Deep concern as Israeli laws entrench the occupation
London - Israel has recently passed or initiated laws that can be considered an entrenching of its occupation of the Palestinian territories, bringing to an end the possibility of a just two-state solution to the Palestinian-Israeli conflict.
The measures adopted or going through the Israeli parliament are designed to facilitate Israel gaining control of more Palestinian land and silence legitimate criticism of Israeli policies.
The instruments Israel is using to control more Palestinian land include the regulation bill, which is designed to retroactively legalise 4,000 Jewish Israeli homes that were previously deemed illegal under Israel’s own laws.
The bill, supported by Israeli Prime Minister Binyamin Netanyahu, was condemned by human rights group Peace Now, which described it as a “fatal blow to democracy” that would “turn Israeli citizens to thieves and stain Israel’s law books”.
British Foreign Office Minister for the Middle East and North Africa Tobias Ellwood expressed “deep concern” about the bill and urged the Israeli government to “reconsider” it at the earliest opportunity. Israeli Attorney General Avichai Mandelblit called the law “unconstitutional”, indicating it was likely to be struck down by the Israeli Supreme Court.
In a further attempt to entrench its control, Israel has been considering annexing parts of the West Bank. This would involve passing a bill to apply Israeli law to land in the occupied Palestinian territories. A bill to annex the 40,000-person Jewish-only settlement of Maale Adumim was to be considered by the Knesset’s Ministerial Committee on Legislation.
However, this was postponed as Netanyahu was meeting with US President Donald Trump’s envoy Jason Greenblatt. The delay in the bill’s consideration is a signal that the Trump administration carries tremendous influence on Israeli actions, which could either check its expansionist policies or unleash an unprecedented land grab.
On February 12th, Israeli ministers endorsed a draft bill that would restrict the Muslim call to prayer. In the draft, the Muslim call to prayer, an integral part of Palestinian culture and history since the siege of Jerusalem in 637AD — has been insultingly characterised as “noise pollution”.
Those initiating the bill argued that the call to prayer disturbed non-Muslims or more specifically illegal settlers who have moved into predominantly Palestinian areas, including East Jerusalem.

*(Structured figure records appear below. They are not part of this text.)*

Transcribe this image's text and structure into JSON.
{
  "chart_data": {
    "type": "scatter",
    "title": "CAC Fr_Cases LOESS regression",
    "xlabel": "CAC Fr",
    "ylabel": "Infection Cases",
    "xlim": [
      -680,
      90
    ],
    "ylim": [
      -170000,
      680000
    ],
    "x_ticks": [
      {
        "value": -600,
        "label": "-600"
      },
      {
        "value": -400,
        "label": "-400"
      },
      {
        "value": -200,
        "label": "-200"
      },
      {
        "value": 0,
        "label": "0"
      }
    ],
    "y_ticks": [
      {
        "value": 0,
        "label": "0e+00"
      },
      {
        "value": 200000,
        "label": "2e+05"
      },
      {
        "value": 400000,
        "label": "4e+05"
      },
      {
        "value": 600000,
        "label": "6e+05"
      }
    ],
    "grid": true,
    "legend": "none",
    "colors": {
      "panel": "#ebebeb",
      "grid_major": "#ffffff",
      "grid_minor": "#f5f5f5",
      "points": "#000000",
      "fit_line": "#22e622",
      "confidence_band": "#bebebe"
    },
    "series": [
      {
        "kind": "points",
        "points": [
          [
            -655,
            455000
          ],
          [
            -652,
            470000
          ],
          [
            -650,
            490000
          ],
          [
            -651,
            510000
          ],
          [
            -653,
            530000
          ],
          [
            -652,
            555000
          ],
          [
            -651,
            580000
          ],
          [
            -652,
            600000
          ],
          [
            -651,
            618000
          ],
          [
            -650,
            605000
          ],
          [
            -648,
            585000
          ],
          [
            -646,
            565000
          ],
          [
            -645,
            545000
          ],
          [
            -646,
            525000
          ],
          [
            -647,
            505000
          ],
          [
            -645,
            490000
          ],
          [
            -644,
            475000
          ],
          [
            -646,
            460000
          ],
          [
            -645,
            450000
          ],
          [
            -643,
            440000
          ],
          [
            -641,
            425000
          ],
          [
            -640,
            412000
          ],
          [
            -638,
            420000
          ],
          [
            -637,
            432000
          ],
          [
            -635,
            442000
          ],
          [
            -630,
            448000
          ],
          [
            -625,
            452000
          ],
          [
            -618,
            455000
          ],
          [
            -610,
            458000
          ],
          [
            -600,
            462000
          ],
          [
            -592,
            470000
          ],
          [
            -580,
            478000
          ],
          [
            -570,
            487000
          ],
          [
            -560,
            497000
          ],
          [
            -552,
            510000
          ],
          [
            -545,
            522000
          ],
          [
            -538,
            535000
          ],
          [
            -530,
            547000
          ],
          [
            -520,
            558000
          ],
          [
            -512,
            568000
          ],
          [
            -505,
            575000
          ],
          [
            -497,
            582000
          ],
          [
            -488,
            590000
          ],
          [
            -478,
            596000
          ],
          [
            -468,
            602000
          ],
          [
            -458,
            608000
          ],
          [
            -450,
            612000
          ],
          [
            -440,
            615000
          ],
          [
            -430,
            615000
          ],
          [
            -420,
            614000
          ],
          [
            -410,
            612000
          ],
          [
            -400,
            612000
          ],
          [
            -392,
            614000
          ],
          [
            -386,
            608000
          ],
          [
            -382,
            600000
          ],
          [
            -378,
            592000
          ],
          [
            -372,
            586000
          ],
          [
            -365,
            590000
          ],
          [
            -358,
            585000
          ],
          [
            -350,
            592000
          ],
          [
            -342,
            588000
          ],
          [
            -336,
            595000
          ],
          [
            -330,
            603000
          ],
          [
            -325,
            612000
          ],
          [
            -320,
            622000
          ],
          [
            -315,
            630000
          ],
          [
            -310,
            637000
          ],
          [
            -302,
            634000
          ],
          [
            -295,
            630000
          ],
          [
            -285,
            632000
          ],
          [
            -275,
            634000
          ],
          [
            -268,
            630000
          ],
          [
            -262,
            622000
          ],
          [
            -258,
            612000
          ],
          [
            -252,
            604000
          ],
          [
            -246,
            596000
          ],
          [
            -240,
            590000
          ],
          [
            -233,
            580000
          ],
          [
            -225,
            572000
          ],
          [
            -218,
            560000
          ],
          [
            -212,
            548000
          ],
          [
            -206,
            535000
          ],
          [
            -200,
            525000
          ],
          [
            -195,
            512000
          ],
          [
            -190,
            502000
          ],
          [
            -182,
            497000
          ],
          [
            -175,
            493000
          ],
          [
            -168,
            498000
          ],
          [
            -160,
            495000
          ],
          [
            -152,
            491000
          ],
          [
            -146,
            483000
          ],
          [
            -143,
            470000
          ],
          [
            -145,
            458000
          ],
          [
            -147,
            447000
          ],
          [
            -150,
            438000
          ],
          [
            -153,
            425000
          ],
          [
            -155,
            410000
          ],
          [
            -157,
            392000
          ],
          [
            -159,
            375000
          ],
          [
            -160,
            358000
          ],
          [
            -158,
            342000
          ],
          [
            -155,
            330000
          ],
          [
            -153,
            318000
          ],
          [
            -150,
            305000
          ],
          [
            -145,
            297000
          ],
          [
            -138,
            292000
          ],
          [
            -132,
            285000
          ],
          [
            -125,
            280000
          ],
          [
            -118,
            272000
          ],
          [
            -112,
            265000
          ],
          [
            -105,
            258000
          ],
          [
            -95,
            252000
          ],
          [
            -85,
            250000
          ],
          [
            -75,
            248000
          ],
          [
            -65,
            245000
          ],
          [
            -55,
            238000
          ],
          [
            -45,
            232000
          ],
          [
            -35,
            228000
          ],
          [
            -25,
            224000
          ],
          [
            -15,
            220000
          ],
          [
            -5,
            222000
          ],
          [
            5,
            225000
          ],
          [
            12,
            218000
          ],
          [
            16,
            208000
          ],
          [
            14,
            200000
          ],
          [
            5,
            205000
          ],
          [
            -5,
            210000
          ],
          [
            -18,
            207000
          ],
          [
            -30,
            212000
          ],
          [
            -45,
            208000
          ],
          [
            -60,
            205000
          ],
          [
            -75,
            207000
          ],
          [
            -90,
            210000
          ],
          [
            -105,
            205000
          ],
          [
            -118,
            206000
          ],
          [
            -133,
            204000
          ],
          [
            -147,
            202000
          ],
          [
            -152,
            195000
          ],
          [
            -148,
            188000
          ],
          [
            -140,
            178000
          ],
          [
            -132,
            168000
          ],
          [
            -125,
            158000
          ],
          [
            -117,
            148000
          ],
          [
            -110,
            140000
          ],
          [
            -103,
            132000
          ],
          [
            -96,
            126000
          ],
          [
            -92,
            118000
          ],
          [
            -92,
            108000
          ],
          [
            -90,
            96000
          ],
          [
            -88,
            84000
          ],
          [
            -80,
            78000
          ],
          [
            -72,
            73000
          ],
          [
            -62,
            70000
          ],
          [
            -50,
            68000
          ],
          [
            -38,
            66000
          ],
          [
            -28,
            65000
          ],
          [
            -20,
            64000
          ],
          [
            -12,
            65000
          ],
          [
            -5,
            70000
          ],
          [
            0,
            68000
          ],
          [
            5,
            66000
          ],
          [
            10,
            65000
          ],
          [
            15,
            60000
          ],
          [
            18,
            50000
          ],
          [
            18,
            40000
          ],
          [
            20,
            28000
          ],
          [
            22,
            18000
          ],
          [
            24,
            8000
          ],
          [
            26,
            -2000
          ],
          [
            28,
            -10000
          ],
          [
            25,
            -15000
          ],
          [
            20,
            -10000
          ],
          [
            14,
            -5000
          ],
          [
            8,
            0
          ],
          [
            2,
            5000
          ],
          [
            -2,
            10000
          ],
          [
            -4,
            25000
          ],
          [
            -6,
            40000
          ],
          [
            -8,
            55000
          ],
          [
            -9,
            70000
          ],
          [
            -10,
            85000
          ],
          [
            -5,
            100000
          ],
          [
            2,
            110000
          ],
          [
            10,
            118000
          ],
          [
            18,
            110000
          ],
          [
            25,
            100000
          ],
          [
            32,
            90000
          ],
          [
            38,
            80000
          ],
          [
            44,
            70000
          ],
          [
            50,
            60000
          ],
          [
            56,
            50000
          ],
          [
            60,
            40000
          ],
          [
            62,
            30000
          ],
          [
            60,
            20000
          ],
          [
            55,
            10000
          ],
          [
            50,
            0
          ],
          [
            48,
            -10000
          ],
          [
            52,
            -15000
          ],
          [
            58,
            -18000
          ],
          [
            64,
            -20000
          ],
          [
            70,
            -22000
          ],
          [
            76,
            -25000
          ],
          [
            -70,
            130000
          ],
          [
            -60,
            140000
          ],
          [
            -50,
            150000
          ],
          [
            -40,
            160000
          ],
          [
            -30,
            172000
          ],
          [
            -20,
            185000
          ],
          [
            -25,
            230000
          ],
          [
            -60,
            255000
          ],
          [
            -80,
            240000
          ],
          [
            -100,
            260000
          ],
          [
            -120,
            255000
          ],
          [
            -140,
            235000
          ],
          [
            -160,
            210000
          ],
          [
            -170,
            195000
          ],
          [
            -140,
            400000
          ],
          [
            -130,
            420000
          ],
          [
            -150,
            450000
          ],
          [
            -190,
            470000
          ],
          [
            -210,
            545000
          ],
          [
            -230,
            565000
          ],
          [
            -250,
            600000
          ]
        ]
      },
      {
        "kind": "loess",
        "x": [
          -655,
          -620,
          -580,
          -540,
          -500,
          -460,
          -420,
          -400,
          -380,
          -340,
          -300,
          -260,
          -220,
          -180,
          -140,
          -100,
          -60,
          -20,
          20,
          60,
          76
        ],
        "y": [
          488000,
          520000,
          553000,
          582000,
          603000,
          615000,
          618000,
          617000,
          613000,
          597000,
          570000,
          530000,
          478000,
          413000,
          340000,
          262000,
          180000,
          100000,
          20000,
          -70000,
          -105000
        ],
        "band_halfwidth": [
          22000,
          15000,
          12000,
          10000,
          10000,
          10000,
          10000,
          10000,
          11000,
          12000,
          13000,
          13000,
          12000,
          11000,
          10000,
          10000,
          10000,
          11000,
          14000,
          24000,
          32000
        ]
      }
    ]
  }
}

MK Motti Yogev, one of the bill’s sponsors, defended it saying: “This is a social-minded law that aims to protect citizens’ sleep, without, God-forbid, harming anyone’s religious faith.”
However, Tzipi Livni, a leader of the Zionist Union party and a former Foreign minister, said “proud Israelis” should oppose legislation that would only “spread hate and ignite tensions” between Muslims and Jews. The bill drew condemnation from all sectors of Palestinian society, both Muslim and Christian.
Israeli MK Ahmad Tibi accused the bill’s proponents of “committing a racist act”. The bill should be seen alongside increasing actions by Israel to exert more control on al-Aqsa mosque, which antagonises Muslims and Christian Palestinians.
In another batch of proposed measures, Israel has moved to silence criticism of its policies by its own citizens and foreigners. The new law allows Knesset members to pursue the impeachment of lawmakers if their actions and ideology “negate the existence of the state of Israel as a Jewish and democratic state, incite racism, or express support for an armed struggle against the State of Israel by an enemy state or terrorist organisation”.
An affirmative vote from 90 of the Knesset’s 120 members would be needed for the impeachment to pass. In reality, this would target Arab Knesset members, including Haneen Zoabi, who is a vocal critic of Israeli policies.
More recently Strategic Affairs Minister Gilad Erdan indicated his wish to set up a database of Israeli citizens “who are involved in promoting and supporting boycotts, divestment and sanctions (BDS) against Israel or the settlements”.
This follows the passing of a measure in July 2016 that compels Israeli non-governmental organisations to declare sources of funding if they come from “foreign state entities” but not from private donations.
The European Union criticised the proposal, stating that “the reporting requirements imposed by the new law go beyond the legitimate need for transparency and seem aimed at constraining the activities of these civil society organisations working in Israel”.
Israel’s latest attempt to silence critics was the passing of a law on March 6th that bans proponents of BDS from entering the country. The first victim of this law was Hugh Lanning, chairman of Britain’s Palestine Solidarity Campaign. He was refused entry and sent home because of the campaign’s promotion of BDS.